This function computes the ratio of values above the median for each feature.
See the Details section below for further information.
Arguments
- x
matrix
ordata.frame
, where rows are features and columns are observations.- g
(optional) vector or factor object giving the group for the corresponding elements of
x
.
Value
A vector
of length nrow(x)
containing the computed ratios.
If g
is provided, a matrix
with ratios for each class as column
vectors is returned.
Details
For each observation, the median is computed via
colMedians
.
Remember that the median across \(n\) elements is defined as:
$$Median = x_\frac{(n+1)}{2}$$
where \(x\) is an ascendingly ordered vector of \(n\) elements, and \(n\) is odd.
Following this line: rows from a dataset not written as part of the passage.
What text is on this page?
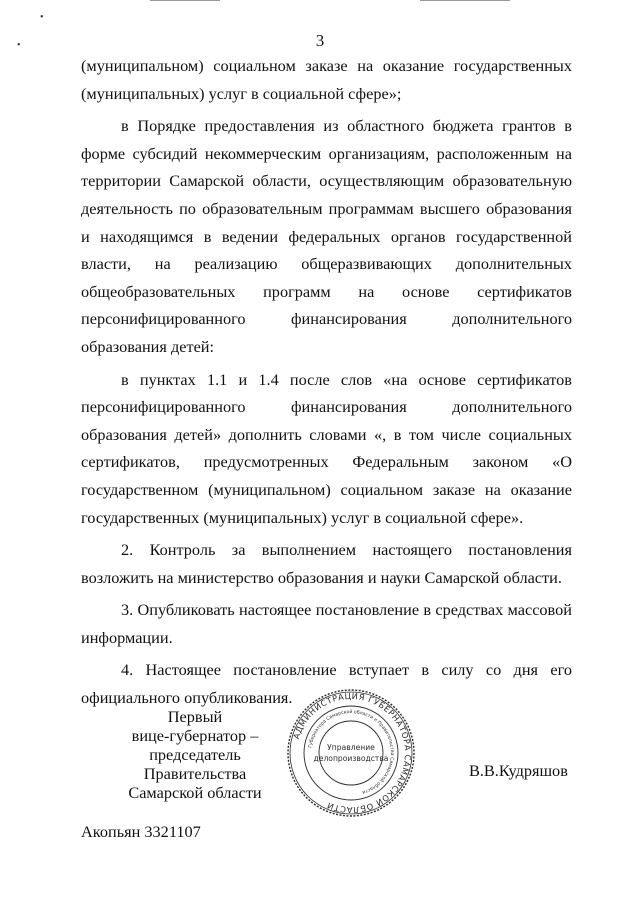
•
•	3

(муниципальном) социальном заказе на оказание государственных (муниципальных) услуг в социальной сфере»;

в Порядке предоставления из областного бюджета грантов в форме субсидий некоммерческим организациям, расположенным на территории Самарской области, осуществляющим образовательную деятельность по образовательным программам высшего образования и находящимся в ведении федеральных органов государственной власти, на реализацию общеразвивающих дополнительных общеобразовательных программ на основе сертификатов персонифицированного финансирования дополнительного образования детей:

в пунктах 1.1 и 1.4 после слов «на основе сертификатов персонифицированного финансирования дополнительного образования детей» дополнить словами «, в том числе социальных сертификатов, предусмотренных Федеральным законом «О государственном (муниципальном) социальном заказе на оказание государственных (муниципальных) услуг в социальной сфере».

2. Контроль за выполнением настоящего постановления возложить на министерство образования и науки Самарской области.

3. Опубликовать настоящее постановление в средствах массовой информации.

4. Настоящее постановление вступает в силу со дня его официального опубликования.

Первый
вице-губернатор –
председатель Правительства
Самарской области
АДМИНИСТРАЦИЯ ГУБЕРНАТОРА САМАРСКОЙ ОБЛАСТИ
Губернатора Самарской области и Правительства Самарской области
Управление
делопроизводства
В.В.Кудряшов
Акопьян 3321107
If \(n\) is even, then the median is computed as:
$$Median = \frac{x_\frac{n}{2}+x_{\frac{(n)}{2}+1}}{2}$$
If g = NULL
, for each feature we define an above-median frequency ratio (AMFR) as the
number of times the feature value is greater than the sample median divided
by the total number of observations:
$$Above-Median Frequency Ratio (AMFR) = \frac{Number of samples where feature is above the sample median}{Total number of observations}$$
If g
is provided, the above-median frequency ratio (\(AMFR_{ij}\)) is
computed for each group \(j\) as:
$$AMFR_{ij} = \frac{Number of samples in j-th class where feature is above the sample median}{Number of observations in j-th class}$$
Examples
#Seed
set.seed(1010)
#Define row/col size
nr = 5
nc = 10
#Data
x = matrix(
data = sample.int(n = 100, size = nr*nc, replace = TRUE),
nrow = nr,
ncol = nc,
dimnames = list(
paste0("f",seq(nr)),
paste0("S",seq(nc))
)
)
#Grouping variable
g = c(rep("a", nc/2), rep("b", nc/2))
#AMR
rowAboveMedianFreqRatio(x)
#> f1 f2 f3 f4 f5
#> 0.7 0.4 0.9 0.7 0.3
#AMR by group
rowAboveMedianFreqRatio(x = x, g = g)
#> a b
#> f1 1.0 0.4
#> f2 0.2 0.6
#> f3 0.8 1.0
#> f4 1.0 0.4
#> f5 0.0 0.6